The NYPSC recently turned its attention to the New York Department of Public Service’s Reforming the Energy Vision (REV), a proposal that seeks to reshape the state’s energy industry and regulatory practices. The project will “create a grid operator that manages distributed energy much the way independent system operators now manage bulk power markets in the U.S.” called a Distributed System Platform Provider (DSPP). This would act as a competitive platform where distributed energy players could buy and sell, creating a market dynamic that could determine rates, direct systems, and address distribution grid needs. This hearing is forcing the NYPSC to tackle policy questions head on, including deciding who would take on the DSPP role.
One prime concern is developing the optimal ownership structure. There are a number of key players to consider, including utility companies like Consolidated Edison (Con Edison), which have to make changes to their business models, and consumers who would be empowered to control their consumption behavior. Currently, the PSC is considering a competitive landscape between utilities and other distributed energy resource developers, as opposed to the alternative of a monopoly framework ensuring utilities exclusive ownership of distributed energy resources.
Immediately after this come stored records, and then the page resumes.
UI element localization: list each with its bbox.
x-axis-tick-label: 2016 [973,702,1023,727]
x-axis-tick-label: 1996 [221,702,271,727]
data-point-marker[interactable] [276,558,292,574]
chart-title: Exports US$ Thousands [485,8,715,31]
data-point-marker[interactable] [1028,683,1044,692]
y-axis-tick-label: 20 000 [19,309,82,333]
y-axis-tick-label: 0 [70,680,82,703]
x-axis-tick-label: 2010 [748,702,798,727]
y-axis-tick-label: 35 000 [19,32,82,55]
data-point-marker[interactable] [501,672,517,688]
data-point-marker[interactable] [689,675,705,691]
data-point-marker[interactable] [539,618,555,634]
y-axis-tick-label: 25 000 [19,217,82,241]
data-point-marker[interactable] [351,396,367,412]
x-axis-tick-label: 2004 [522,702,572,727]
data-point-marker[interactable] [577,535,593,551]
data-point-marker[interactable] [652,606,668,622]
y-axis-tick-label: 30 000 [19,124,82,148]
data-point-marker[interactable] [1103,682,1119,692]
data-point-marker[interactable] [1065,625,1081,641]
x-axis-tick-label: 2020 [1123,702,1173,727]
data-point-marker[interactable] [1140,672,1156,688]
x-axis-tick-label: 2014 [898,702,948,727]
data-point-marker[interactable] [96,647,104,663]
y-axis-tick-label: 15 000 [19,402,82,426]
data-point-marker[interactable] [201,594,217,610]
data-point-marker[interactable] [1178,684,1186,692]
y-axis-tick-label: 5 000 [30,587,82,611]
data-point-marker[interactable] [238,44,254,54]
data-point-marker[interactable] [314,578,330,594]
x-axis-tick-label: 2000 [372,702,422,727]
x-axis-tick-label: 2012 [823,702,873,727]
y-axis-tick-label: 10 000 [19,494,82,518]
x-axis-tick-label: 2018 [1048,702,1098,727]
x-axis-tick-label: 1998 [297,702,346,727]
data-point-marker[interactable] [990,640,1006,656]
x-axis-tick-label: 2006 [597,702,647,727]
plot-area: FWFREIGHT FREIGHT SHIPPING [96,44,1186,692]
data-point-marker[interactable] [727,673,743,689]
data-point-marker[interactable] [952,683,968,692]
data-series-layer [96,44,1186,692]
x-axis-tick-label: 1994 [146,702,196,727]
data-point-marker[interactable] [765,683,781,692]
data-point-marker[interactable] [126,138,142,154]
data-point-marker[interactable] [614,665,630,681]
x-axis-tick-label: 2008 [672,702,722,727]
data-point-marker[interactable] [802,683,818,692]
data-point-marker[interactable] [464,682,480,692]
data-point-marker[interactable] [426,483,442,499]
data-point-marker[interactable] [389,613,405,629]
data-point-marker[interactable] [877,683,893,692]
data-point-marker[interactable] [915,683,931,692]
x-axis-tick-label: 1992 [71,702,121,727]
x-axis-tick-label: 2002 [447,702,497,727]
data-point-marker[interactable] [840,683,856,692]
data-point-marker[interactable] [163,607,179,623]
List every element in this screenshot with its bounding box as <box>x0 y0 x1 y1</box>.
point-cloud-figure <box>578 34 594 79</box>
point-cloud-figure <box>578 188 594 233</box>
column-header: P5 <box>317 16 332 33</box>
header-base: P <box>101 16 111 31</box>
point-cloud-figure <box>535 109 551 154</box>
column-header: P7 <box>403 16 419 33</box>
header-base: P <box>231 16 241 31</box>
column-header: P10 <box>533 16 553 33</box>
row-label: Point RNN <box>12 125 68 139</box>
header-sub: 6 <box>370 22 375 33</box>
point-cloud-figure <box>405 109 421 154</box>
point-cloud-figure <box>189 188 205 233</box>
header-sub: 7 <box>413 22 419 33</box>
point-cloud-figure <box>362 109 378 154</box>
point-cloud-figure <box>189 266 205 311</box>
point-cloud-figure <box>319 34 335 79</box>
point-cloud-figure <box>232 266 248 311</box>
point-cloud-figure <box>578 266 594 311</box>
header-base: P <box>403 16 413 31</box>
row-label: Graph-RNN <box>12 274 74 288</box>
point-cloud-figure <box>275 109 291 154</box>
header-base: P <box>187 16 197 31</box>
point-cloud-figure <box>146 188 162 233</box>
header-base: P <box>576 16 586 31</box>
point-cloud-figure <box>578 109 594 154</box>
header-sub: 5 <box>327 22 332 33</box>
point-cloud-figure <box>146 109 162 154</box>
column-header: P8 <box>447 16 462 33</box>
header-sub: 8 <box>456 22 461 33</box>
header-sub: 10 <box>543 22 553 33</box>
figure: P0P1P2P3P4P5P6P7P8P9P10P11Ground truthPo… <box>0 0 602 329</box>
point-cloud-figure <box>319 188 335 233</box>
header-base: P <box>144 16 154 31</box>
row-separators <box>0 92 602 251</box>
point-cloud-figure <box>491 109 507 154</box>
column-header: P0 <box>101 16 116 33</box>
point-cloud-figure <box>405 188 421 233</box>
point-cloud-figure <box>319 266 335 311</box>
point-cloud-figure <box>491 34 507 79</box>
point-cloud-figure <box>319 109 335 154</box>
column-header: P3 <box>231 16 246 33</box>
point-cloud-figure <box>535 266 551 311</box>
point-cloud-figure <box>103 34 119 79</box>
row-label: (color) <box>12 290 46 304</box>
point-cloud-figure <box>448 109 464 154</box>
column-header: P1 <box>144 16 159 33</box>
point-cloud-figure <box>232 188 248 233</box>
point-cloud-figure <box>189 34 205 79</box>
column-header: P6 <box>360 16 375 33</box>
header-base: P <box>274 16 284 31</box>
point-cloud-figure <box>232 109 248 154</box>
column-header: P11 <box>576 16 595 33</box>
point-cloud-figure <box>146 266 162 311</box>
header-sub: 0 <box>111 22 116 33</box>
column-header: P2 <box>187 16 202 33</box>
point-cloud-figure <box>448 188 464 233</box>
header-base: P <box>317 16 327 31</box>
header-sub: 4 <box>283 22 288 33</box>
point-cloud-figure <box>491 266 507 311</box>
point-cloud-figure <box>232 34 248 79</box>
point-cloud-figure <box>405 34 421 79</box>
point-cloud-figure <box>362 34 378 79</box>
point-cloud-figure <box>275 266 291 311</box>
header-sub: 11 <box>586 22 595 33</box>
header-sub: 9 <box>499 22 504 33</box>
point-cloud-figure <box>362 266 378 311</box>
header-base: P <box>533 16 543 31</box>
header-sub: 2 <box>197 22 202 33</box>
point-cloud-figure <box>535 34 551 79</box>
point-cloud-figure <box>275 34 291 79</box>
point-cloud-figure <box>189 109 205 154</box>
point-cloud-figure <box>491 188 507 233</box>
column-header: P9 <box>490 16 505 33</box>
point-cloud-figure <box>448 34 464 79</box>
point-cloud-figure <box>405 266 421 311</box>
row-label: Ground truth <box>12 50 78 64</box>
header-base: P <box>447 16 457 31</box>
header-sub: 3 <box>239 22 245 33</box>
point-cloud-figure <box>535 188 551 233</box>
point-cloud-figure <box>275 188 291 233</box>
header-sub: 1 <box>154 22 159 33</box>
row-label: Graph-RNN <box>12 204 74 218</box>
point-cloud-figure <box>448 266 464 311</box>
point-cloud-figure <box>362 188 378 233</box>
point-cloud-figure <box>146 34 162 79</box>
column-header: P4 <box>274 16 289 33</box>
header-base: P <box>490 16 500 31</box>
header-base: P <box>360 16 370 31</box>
Agreeing on rules for cost recovery and rates for consumers will be critical. The viability of these energy initiatives will rely on the development of an appropriate pricing system.
Traditionally, utilities and investors rely on consumer rates to recover the cost of investment and allow for an acceptable level of profit. In the wake of the destruction from superstorm Sandy, the New York States PSC rejected utility Consolidated Edison’s (Con Edison) request to increase rates in order to implement resiliency measures, requiring that consumer rates should remain essentially flat over the course of rate plans. Thus, the financing for many new projects must be gathered from other sources.
The state of New York is taking steps to supply these projects with adequate funding. For example, Governor Cuomo recently launched a competition that would award $40 million to launch around ten community-based microgrids; this is just one of the many funding programs at different levels of government. Nonetheless, while there is some taxpayer money behind implementing microgrids, it will be critical to attract long-term investors to create a sustainable infrastructure. Garnering this private support will require both transparency and profitability within the industry.
Advancements like these could establish New York as a groundbreaker in energy policy, but their success will depend on finding the right answers to these essential questions.